J, combine like terms 7x-4y
how do you translate this in Algebraic Expressions
Need to simplify the expresin. 3/7 (x+y)-1/7 (x-1)=
. After 3 months on a diet, Lisa had lost 12% of her original weight. She lost 21 pounds. What was Lisa's original weight?
what's the easiest and fastest way to the synthesize AgNP?
China
Cied
types of nano material
I start with an easy one. carbon nanotubes woven into a long filament like a string
Porter
many many of nanotubes
Porter
what is the k.e before it land
Yasmin
what is the function of carbon nanotubes?
Cesar
I'm interested in nanotube
Uday
what is nanomaterials​ and their applications of sensors.
what is nano technology
what is system testing?
preparation of nanomaterial
Yes, Nanotechnology has a very fast field of applications and their is always something new to do with it...
what is system testing
what is the application of nanotechnology?
Stotaw
In this morden time nanotechnology used in many field . 1-Electronics-manufacturad IC ,RAM,MRAM,solar panel etc 2-Helth and Medical-Nanomedicine,Drug Dilivery for cancer treatment etc 3- Atomobile -MEMS, Coating on car etc. and may other field for details you can check at Google
Azam
anybody can imagine what will be happen after 100 years from now in nano tech world
Prasenjit
after 100 year this will be not nanotechnology maybe this technology name will be change . maybe aftet 100 year . we work on electron lable practically about its properties and behaviour by the different instruments
Azam
name doesn't matter , whatever it will be change... I'm taking about effect on circumstances of the microscopic world
Prasenjit
how hard could it be to apply nanotechnology against viral infections such HIV or Ebola?
Damian
silver nanoparticles could handle the job?
Damian
not now but maybe in future only AgNP maybe any other nanomaterials
Azam
Hello
Uday
I'm interested in Nanotube
Uday
this technology will not going on for the long time , so I'm thinking about femtotechnology 10^-15
Prasenjit
can nanotechnology change the direction of the face of the world
At high concentrations (>0.01 M), the relation between absorptivity coefficient and absorbance is no longer linear. This is due to the electrostatic interactions between the quantum dots in close proximity. If the concentration of the solution is high, another effect that is seen is the scattering of light from the large number of quantum dots. This assumption only works at low concentrations of the analyte. Presence of stray light.

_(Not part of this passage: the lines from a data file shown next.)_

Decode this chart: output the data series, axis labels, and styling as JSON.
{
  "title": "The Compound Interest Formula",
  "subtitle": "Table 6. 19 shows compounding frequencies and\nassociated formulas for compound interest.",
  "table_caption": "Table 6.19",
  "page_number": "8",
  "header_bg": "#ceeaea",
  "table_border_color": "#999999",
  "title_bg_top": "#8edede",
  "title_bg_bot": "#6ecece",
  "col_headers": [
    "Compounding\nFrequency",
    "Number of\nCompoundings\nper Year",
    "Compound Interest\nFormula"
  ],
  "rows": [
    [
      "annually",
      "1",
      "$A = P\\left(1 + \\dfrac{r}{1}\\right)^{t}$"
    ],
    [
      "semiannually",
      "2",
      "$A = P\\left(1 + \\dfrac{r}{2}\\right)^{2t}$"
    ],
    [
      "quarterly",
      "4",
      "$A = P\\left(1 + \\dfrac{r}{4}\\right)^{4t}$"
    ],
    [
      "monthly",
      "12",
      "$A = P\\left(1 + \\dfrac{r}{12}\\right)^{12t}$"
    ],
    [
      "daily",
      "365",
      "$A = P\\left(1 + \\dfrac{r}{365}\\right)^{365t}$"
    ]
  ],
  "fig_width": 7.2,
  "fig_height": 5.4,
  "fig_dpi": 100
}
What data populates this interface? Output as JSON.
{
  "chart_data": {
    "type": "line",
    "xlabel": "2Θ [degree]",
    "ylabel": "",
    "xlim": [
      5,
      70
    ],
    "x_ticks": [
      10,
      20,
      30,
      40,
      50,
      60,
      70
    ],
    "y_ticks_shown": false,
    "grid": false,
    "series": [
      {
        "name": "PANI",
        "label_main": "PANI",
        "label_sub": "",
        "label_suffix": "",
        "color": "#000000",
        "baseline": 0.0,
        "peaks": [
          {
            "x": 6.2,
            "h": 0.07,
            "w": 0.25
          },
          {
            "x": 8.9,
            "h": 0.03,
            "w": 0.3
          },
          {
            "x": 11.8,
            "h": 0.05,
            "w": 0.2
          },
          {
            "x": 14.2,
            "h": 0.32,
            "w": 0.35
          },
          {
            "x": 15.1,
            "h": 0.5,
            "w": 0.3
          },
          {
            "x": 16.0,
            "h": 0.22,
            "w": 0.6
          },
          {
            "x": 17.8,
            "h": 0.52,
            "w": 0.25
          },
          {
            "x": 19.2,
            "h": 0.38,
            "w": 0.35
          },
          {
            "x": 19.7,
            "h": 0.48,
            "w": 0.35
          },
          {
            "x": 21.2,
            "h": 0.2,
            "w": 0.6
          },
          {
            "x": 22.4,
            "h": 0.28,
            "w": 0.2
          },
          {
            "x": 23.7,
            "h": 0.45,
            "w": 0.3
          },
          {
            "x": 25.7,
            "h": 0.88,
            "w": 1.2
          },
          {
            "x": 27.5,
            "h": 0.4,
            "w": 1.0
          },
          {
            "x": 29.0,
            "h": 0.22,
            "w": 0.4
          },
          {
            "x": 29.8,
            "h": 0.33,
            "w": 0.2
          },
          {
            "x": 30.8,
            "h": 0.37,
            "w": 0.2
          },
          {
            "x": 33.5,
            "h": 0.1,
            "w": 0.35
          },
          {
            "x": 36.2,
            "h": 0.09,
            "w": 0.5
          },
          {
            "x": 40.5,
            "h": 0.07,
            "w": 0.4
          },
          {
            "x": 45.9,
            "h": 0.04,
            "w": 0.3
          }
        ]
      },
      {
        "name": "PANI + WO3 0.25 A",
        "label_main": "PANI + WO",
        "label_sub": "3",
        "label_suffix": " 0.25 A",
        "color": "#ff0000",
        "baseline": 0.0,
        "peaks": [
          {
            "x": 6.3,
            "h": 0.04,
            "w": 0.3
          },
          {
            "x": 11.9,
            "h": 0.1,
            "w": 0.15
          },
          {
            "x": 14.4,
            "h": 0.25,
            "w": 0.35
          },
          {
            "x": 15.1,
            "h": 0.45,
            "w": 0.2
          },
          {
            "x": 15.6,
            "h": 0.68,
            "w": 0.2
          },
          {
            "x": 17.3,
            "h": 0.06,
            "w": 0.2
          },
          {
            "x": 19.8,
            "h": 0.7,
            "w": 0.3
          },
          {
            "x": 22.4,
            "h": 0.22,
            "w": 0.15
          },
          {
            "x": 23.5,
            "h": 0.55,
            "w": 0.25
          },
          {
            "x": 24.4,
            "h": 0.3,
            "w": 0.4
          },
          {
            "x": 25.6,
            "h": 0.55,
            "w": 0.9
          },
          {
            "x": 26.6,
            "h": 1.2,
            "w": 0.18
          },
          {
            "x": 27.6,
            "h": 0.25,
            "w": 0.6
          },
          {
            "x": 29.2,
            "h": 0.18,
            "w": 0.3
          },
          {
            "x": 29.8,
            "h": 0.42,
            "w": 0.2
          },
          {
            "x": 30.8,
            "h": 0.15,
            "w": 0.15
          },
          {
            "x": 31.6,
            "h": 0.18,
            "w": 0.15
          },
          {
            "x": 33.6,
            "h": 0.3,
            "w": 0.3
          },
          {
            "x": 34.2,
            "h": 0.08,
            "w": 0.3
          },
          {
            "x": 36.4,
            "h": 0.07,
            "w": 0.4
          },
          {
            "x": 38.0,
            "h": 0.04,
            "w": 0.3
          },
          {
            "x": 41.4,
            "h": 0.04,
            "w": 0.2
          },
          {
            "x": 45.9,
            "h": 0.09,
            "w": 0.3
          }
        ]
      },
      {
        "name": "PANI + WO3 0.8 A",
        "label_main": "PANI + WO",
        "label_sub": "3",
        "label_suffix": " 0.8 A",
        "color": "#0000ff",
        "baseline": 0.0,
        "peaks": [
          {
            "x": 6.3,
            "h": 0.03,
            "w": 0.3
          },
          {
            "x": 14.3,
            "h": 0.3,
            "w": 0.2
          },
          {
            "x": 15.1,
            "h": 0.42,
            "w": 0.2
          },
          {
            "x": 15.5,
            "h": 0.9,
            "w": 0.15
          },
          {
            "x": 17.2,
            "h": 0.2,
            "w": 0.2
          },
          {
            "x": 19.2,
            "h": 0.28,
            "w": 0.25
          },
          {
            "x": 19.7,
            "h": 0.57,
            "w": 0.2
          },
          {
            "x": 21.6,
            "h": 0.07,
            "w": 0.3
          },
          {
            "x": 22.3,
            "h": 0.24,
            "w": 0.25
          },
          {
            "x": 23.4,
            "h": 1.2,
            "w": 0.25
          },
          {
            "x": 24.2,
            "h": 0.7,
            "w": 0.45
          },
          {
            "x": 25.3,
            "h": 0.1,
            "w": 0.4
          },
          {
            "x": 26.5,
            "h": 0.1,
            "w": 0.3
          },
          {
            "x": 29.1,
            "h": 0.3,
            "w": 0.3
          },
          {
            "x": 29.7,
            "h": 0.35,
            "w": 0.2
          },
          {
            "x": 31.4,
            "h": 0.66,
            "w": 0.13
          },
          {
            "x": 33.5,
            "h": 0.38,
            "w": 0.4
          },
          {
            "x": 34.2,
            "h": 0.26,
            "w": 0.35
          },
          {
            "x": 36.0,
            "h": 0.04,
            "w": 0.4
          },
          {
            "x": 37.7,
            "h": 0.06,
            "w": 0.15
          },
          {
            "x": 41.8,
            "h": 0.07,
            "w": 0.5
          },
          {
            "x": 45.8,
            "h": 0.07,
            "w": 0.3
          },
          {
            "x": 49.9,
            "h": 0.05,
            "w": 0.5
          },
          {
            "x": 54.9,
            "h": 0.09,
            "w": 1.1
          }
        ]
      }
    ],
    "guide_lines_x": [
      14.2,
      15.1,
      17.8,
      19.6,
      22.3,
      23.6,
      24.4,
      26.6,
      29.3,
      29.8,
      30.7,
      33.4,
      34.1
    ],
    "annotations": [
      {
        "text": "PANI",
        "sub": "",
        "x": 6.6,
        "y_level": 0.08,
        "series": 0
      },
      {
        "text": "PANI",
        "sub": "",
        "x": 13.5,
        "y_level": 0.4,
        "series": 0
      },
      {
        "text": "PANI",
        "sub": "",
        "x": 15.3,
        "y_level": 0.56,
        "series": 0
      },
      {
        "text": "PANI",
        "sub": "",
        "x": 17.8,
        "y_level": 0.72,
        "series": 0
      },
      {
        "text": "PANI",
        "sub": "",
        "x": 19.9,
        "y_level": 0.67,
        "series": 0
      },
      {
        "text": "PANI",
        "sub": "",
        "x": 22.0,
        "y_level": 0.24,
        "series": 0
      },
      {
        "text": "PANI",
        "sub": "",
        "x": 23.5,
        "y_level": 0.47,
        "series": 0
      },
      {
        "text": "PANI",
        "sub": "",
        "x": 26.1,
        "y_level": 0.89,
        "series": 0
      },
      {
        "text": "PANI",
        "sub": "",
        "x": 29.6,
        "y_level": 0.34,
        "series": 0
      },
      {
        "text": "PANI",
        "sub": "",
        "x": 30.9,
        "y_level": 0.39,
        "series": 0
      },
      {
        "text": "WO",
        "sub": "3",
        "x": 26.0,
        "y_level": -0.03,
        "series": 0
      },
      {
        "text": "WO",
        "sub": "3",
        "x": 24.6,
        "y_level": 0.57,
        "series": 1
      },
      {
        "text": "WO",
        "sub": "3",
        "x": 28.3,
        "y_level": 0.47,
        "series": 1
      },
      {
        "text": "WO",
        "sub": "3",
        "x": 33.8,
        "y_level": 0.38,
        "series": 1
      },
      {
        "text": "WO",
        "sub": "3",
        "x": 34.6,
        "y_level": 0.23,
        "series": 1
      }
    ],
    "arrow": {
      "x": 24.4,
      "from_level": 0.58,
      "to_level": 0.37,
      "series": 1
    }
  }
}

the Beer law works very well for dilute solutions but fails for very high concentrations. why?
how did you get the value of 2000N.What calculations are needed to arrive at it
Privacy Information Security Software Version 1.1a
Good
Got questions? Join the online conversation and get instant answers!